The bottleneck theory

Every practice has a clog in the process that slows things down. Just as a clog in the sink stops the water from going down faster, a clog in the practice prevents patients from seeing the physician faster. This clog or roadblock is called the bottleneck. Finding the bottleneck requires observing the patients to find out what is making them wait. It can be anything from the technicians to equipment, or even the physicians themselves.
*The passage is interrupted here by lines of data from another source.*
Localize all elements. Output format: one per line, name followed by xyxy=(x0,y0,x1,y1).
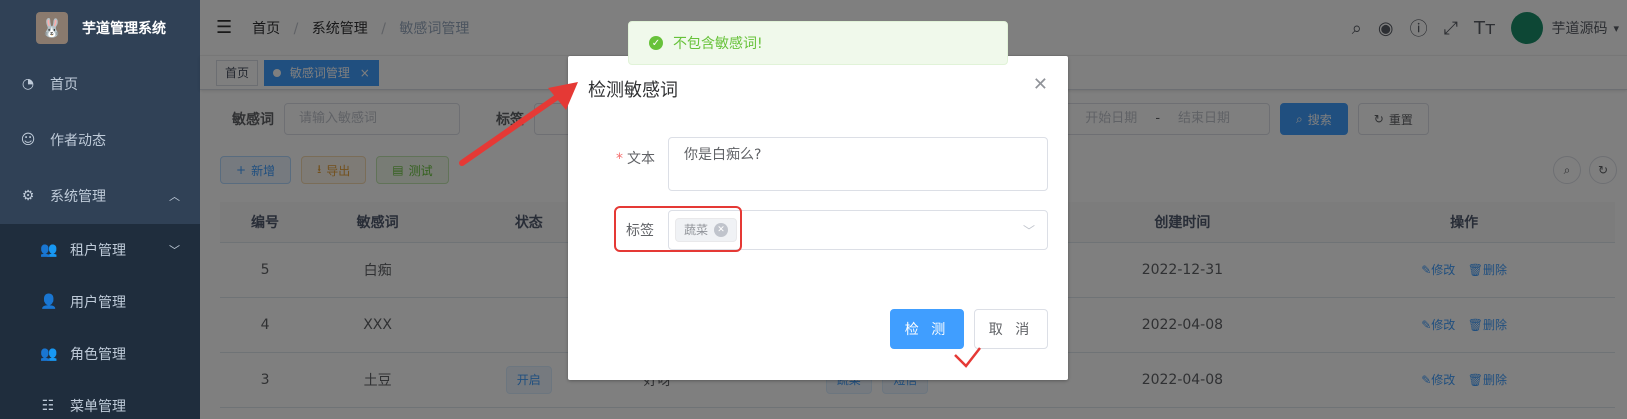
sidebar-item-tenant[interactable]: 👥 租户管理 ﹀ xyxy=(0,224,200,276)
chevron-down-icon: ﹀ xyxy=(169,244,180,257)
sidebar-item-author[interactable]: ☺ 作者动态 xyxy=(0,112,200,168)
required-asterisk: * xyxy=(616,151,623,167)
dashboard-icon: ◔ xyxy=(21,76,35,92)
sidebar-item-label: 作者动态 xyxy=(50,133,106,149)
sidebar-item-home[interactable]: ◔ 首页 xyxy=(0,56,200,112)
dialog-title: 检测敏感词 xyxy=(588,80,678,101)
close-icon[interactable]: ✕ xyxy=(1033,74,1048,95)
text-textarea[interactable]: 你是白痴么? xyxy=(668,137,1048,191)
sidebar-item-user[interactable]: 👤 用户管理 xyxy=(0,276,200,328)
sidebar-item-label: 租户管理 xyxy=(70,243,126,259)
chevron-up-icon: ︿ xyxy=(169,190,180,203)
peoples-icon: 👥 xyxy=(40,242,58,258)
logo-text: 芋道管理系统 xyxy=(82,21,166,37)
chevron-down-icon: ﹀ xyxy=(1022,224,1035,238)
annotation-highlight-box xyxy=(614,206,742,252)
user-icon: 👤 xyxy=(40,294,58,310)
sidebar-item-label: 系统管理 xyxy=(50,189,106,205)
app: 🐰 芋道管理系统 ◔ 首页 ☺ 作者动态 ⚙ 系统管理 ︿ 👥 租户管理 ﹀ 👤… xyxy=(0,0,1627,419)
test-dialog: 检测敏感词 ✕ * 文本 你是白痴么? 标签 蔬菜 ✕ ﹀ 检 测 取 消 xyxy=(568,56,1068,380)
tree-icon: ☷ xyxy=(41,398,55,414)
success-toast: ✓ 不包含敏感词! xyxy=(628,21,1008,65)
sidebar-item-label: 角色管理 xyxy=(70,347,126,363)
sidebar-item-label: 首页 xyxy=(50,77,78,93)
sidebar-item-label: 菜单管理 xyxy=(70,399,126,415)
sidebar: 🐰 芋道管理系统 ◔ 首页 ☺ 作者动态 ⚙ 系统管理 ︿ 👥 租户管理 ﹀ 👤… xyxy=(0,0,200,419)
toast-message: 不包含敏感词! xyxy=(673,36,763,52)
gear-icon: ⚙ xyxy=(21,188,35,204)
people-icon: ☺ xyxy=(20,132,36,148)
logo[interactable]: 🐰 芋道管理系统 xyxy=(0,0,200,56)
logo-image: 🐰 xyxy=(36,12,68,44)
text-label: 文本 xyxy=(627,151,655,167)
detect-button[interactable]: 检 测 xyxy=(890,309,964,349)
cancel-button[interactable]: 取 消 xyxy=(974,309,1048,349)
text-field-label: * 文本 xyxy=(616,148,655,168)
check-circle-icon: ✓ xyxy=(649,36,663,50)
sidebar-item-menu[interactable]: ☷ 菜单管理 xyxy=(0,380,200,419)
sidebar-item-label: 用户管理 xyxy=(70,295,126,311)
submenu-system: 👥 租户管理 ﹀ 👤 用户管理 👥 角色管理 ☷ 菜单管理 xyxy=(0,224,200,419)
sidebar-item-system[interactable]: ⚙ 系统管理 ︿ xyxy=(0,168,200,224)
peoples-icon: 👥 xyxy=(40,346,58,362)
sidebar-item-role[interactable]: 👥 角色管理 xyxy=(0,328,200,380)
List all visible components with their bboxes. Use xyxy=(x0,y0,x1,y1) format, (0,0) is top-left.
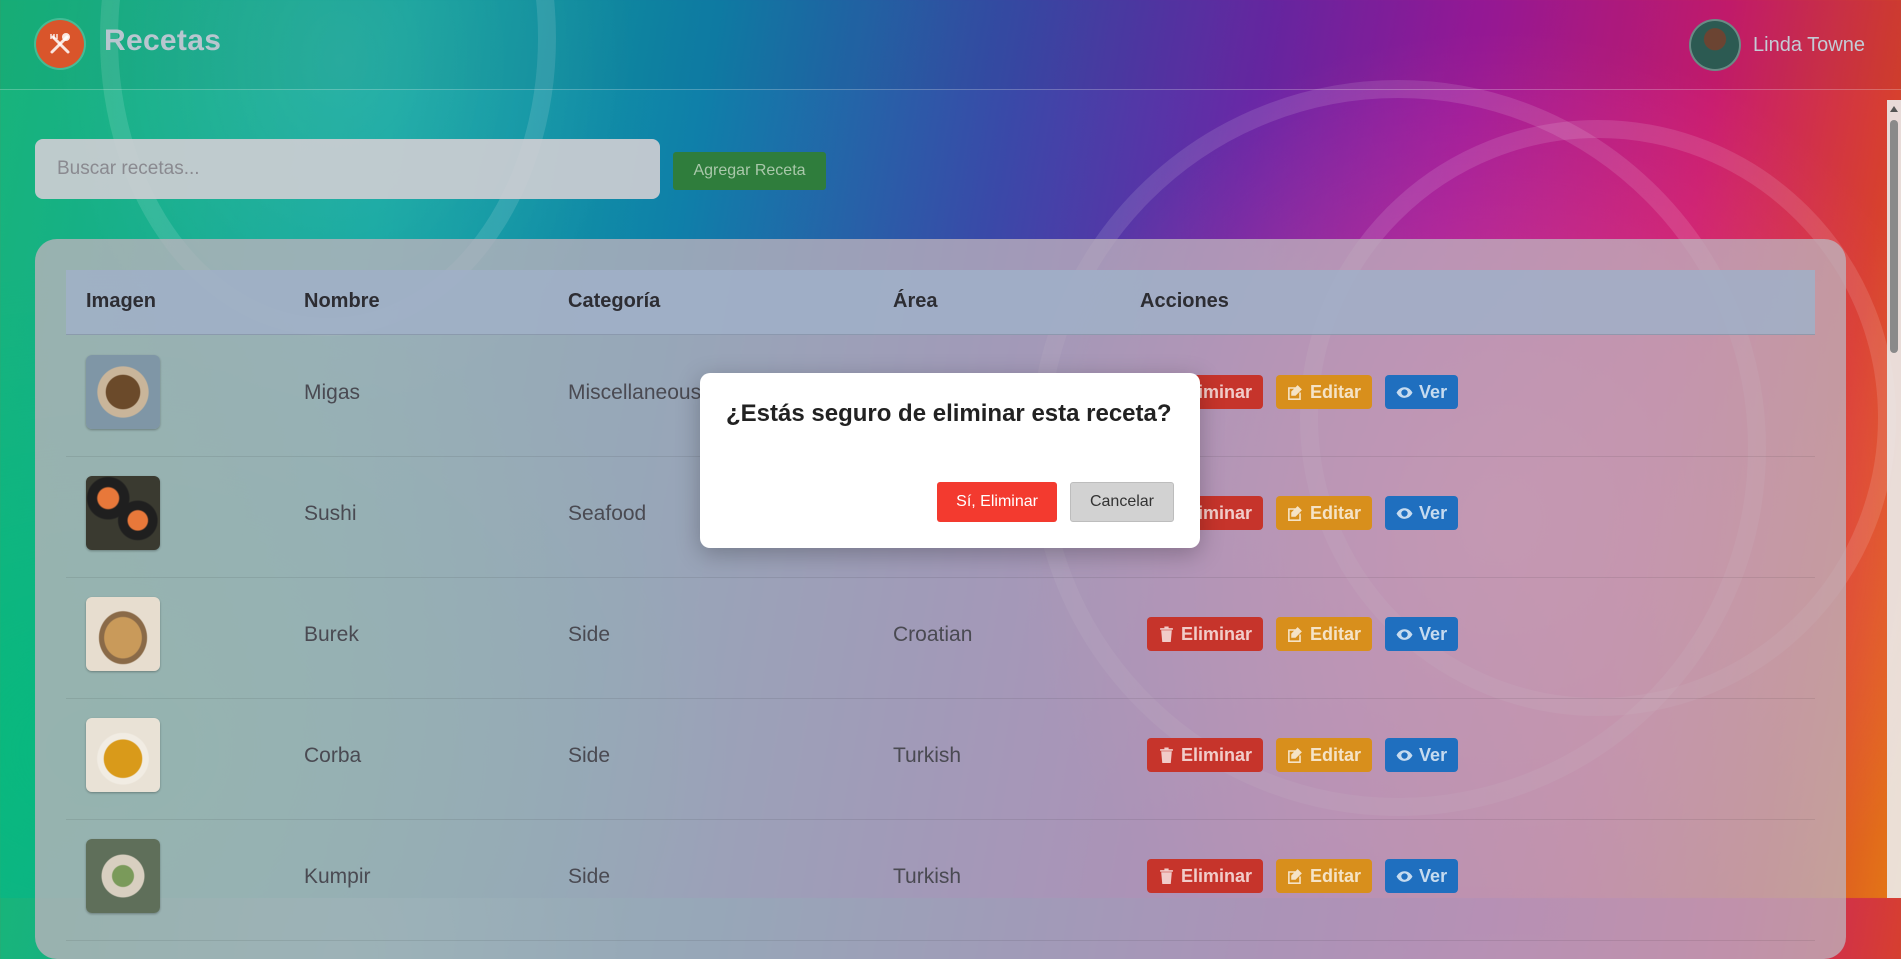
view-button[interactable]: Ver xyxy=(1385,738,1459,772)
eye-icon xyxy=(1396,507,1413,519)
delete-confirm-dialog: ¿Estás seguro de eliminar esta receta? S… xyxy=(700,373,1200,548)
edit-button[interactable]: Editar xyxy=(1276,496,1373,530)
page-scrollbar[interactable] xyxy=(1887,100,1901,898)
edit-label: Editar xyxy=(1310,865,1362,886)
row-actions: Eliminar Editar Ver xyxy=(1147,859,1459,893)
edit-label: Editar xyxy=(1310,502,1362,523)
dialog-title: ¿Estás seguro de eliminar esta receta? xyxy=(726,400,1172,427)
app-header: Recetas Linda Towne xyxy=(0,0,1901,90)
cancel-button[interactable]: Cancelar xyxy=(1069,482,1174,522)
view-label: Ver xyxy=(1419,502,1448,523)
recipe-name: Burek xyxy=(304,623,359,646)
eye-icon xyxy=(1396,386,1413,398)
delete-label: Eliminar xyxy=(1181,623,1253,644)
eye-icon xyxy=(1396,749,1413,761)
edit-label: Editar xyxy=(1310,381,1362,402)
edit-button[interactable]: Editar xyxy=(1276,375,1373,409)
view-label: Ver xyxy=(1419,623,1448,644)
eye-icon xyxy=(1396,628,1413,640)
recipes-table-card: Imagen Nombre Categoría Área Acciones Mi… xyxy=(35,239,1846,959)
delete-label: Eliminar xyxy=(1181,865,1253,886)
edit-icon xyxy=(1288,626,1302,642)
recipe-name: Corba xyxy=(304,744,362,767)
fork-spoon-icon[interactable] xyxy=(36,20,84,68)
recipe-category: Seafood xyxy=(568,502,647,525)
column-header-category: Categoría xyxy=(568,290,661,312)
trash-icon xyxy=(1160,626,1173,642)
delete-label: Eliminar xyxy=(1181,744,1253,765)
delete-button[interactable]: Eliminar xyxy=(1147,617,1264,651)
edit-label: Editar xyxy=(1310,744,1362,765)
view-button[interactable]: Ver xyxy=(1385,617,1459,651)
recipe-category: Miscellaneous xyxy=(568,381,702,404)
column-header-image: Imagen xyxy=(86,290,157,312)
add-recipe-button[interactable]: Agregar Receta xyxy=(673,152,826,190)
recipe-image xyxy=(86,839,160,913)
recipe-image xyxy=(86,476,160,550)
row-actions: Eliminar Editar Ver xyxy=(1147,738,1459,772)
column-header-area: Área xyxy=(893,290,938,312)
recipe-name: Migas xyxy=(304,381,361,404)
confirm-delete-button[interactable]: Sí, Eliminar xyxy=(937,482,1057,522)
column-header-actions: Acciones xyxy=(1140,290,1229,312)
eye-icon xyxy=(1396,870,1413,882)
view-button[interactable]: Ver xyxy=(1385,375,1459,409)
edit-label: Editar xyxy=(1310,623,1362,644)
recipe-area: Turkish xyxy=(893,744,962,767)
view-label: Ver xyxy=(1419,865,1448,886)
dialog-actions: Sí, Eliminar Cancelar xyxy=(937,482,1174,522)
table-row: Burek Side Croatian Eliminar Editar Ver xyxy=(66,577,1815,699)
view-label: Ver xyxy=(1419,744,1448,765)
view-button[interactable]: Ver xyxy=(1385,859,1459,893)
recipe-category: Side xyxy=(568,865,611,888)
recipe-name: Kumpir xyxy=(304,865,371,888)
delete-button[interactable]: Eliminar xyxy=(1147,738,1264,772)
recipe-image xyxy=(86,718,160,792)
edit-icon xyxy=(1288,384,1302,400)
table-header: Imagen Nombre Categoría Área Acciones xyxy=(66,270,1815,335)
recipe-image xyxy=(86,597,160,671)
edit-icon xyxy=(1288,868,1302,884)
edit-icon xyxy=(1288,747,1302,763)
recipe-area: Turkish xyxy=(893,865,962,888)
user-menu[interactable]: Linda Towne xyxy=(1689,19,1865,71)
avatar[interactable] xyxy=(1689,19,1742,71)
row-actions: Eliminar Editar Ver xyxy=(1147,617,1459,651)
delete-button[interactable]: Eliminar xyxy=(1147,859,1264,893)
app-title[interactable]: Recetas xyxy=(104,24,221,58)
edit-button[interactable]: Editar xyxy=(1276,859,1373,893)
recipe-category: Side xyxy=(568,744,611,767)
edit-icon xyxy=(1288,505,1302,521)
search-input[interactable] xyxy=(35,139,660,199)
recipe-category: Side xyxy=(568,623,611,646)
scrollbar-thumb[interactable] xyxy=(1890,120,1898,353)
table-row: Corba Side Turkish Eliminar Editar Ver xyxy=(66,698,1815,820)
trash-icon xyxy=(1160,868,1173,884)
scroll-up-icon[interactable] xyxy=(1890,106,1898,112)
view-button[interactable]: Ver xyxy=(1385,496,1459,530)
view-label: Ver xyxy=(1419,381,1448,402)
edit-button[interactable]: Editar xyxy=(1276,617,1373,651)
trash-icon xyxy=(1160,747,1173,763)
recipe-area: Croatian xyxy=(893,623,973,646)
recipe-name: Sushi xyxy=(304,502,357,525)
user-name[interactable]: Linda Towne xyxy=(1753,34,1865,57)
edit-button[interactable]: Editar xyxy=(1276,738,1373,772)
recipe-image xyxy=(86,355,160,429)
column-header-name: Nombre xyxy=(304,290,380,312)
table-row: Kumpir Side Turkish Eliminar Editar Ver xyxy=(66,819,1815,941)
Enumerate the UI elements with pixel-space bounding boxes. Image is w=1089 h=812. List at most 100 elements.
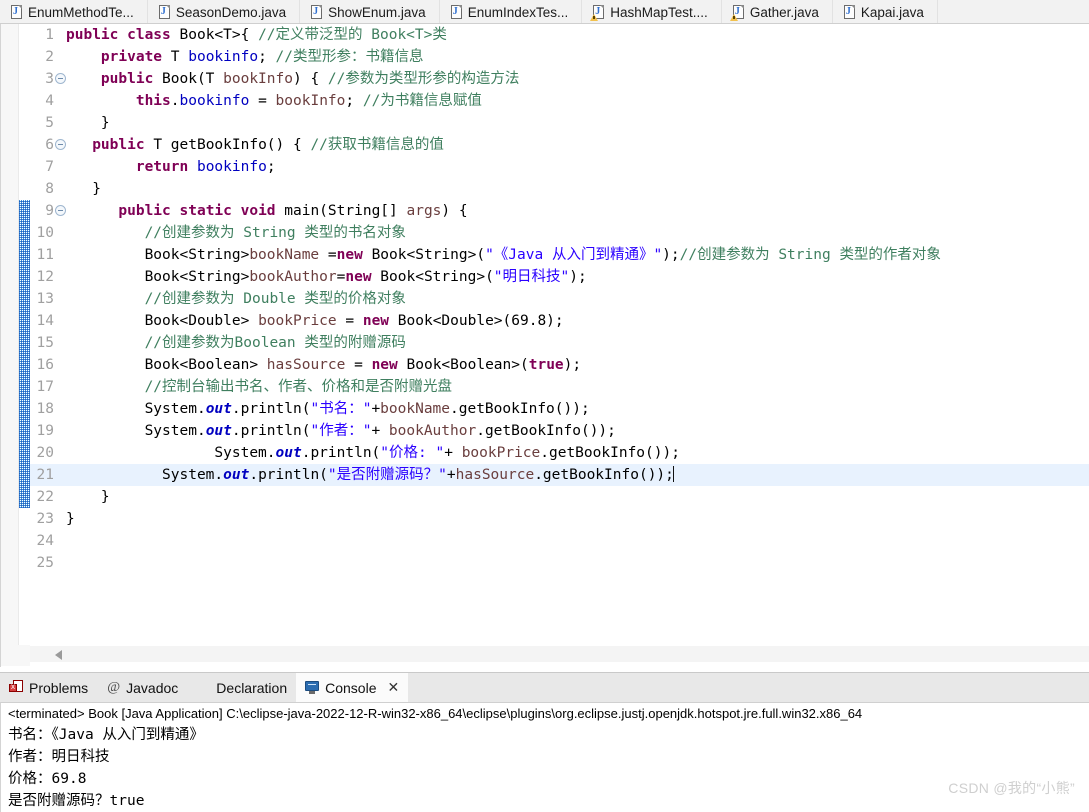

"There is one complicating factor and that is that bottlenecks move around because you have variability. Things don't always take an hour or a half an hour," Gerlach said. In that case, Gerlach says to focus on where the bottleneck is most of the time. Technicians or choreographers are a good source go to for the best sense of information.

Four tools for success

Gerlach suggested four tools for eliminating the bottleneck. The first involves leveling workloads, which is a process of evening out the amount of work done at each step. One way to do this is to add a resource, such as hiring another technician or physician.

Leveling can also be accomplished by removing duplicate work.

"If you find, for instance, that your doctors are repeating refractions done by your techs because they aren't done properly, you can fix that by training and some quality control on those refractions, and making sure your techs just always nail it before it goes to the doctor," Gerlach said.

Moving work is another way to even out tasks, such as having a technician do refraction.

"Without timings, moving work is not safe," Gerlach said. "The reason for this is because once you've moved it, it may be that you have just created a worse bottleneck than you've relieved. If you've got a 10-minute task and your doctors take 15 minutes to do a work-up and your techs take 20, if you take that 10-minute task off your tech's plate and put it on your doctor's plate, then suddenly your doctor's taking 25 minutes and your tech's taking 10, and that's a worse situation."

Pooling is the next tool used in this method of time reduction. Gerlach said this can be a very powerful way to see results. Usually there are sets of people who can do the same task, such as technicians.

"If you dedicate a technician to an individual doctor, say you work up only this doctor's patients, you set up a situation like having to stand in one particular line without the ability to move out of that line. But if you have a set of techs that are able to work up the first patient that comes in, as they become available, for any of the doctors, then you've pooled the task, and you're going to reduce the wait times for your technicians," Gerlach said. "However if your bottleneck is not the techs, this is not going to help you."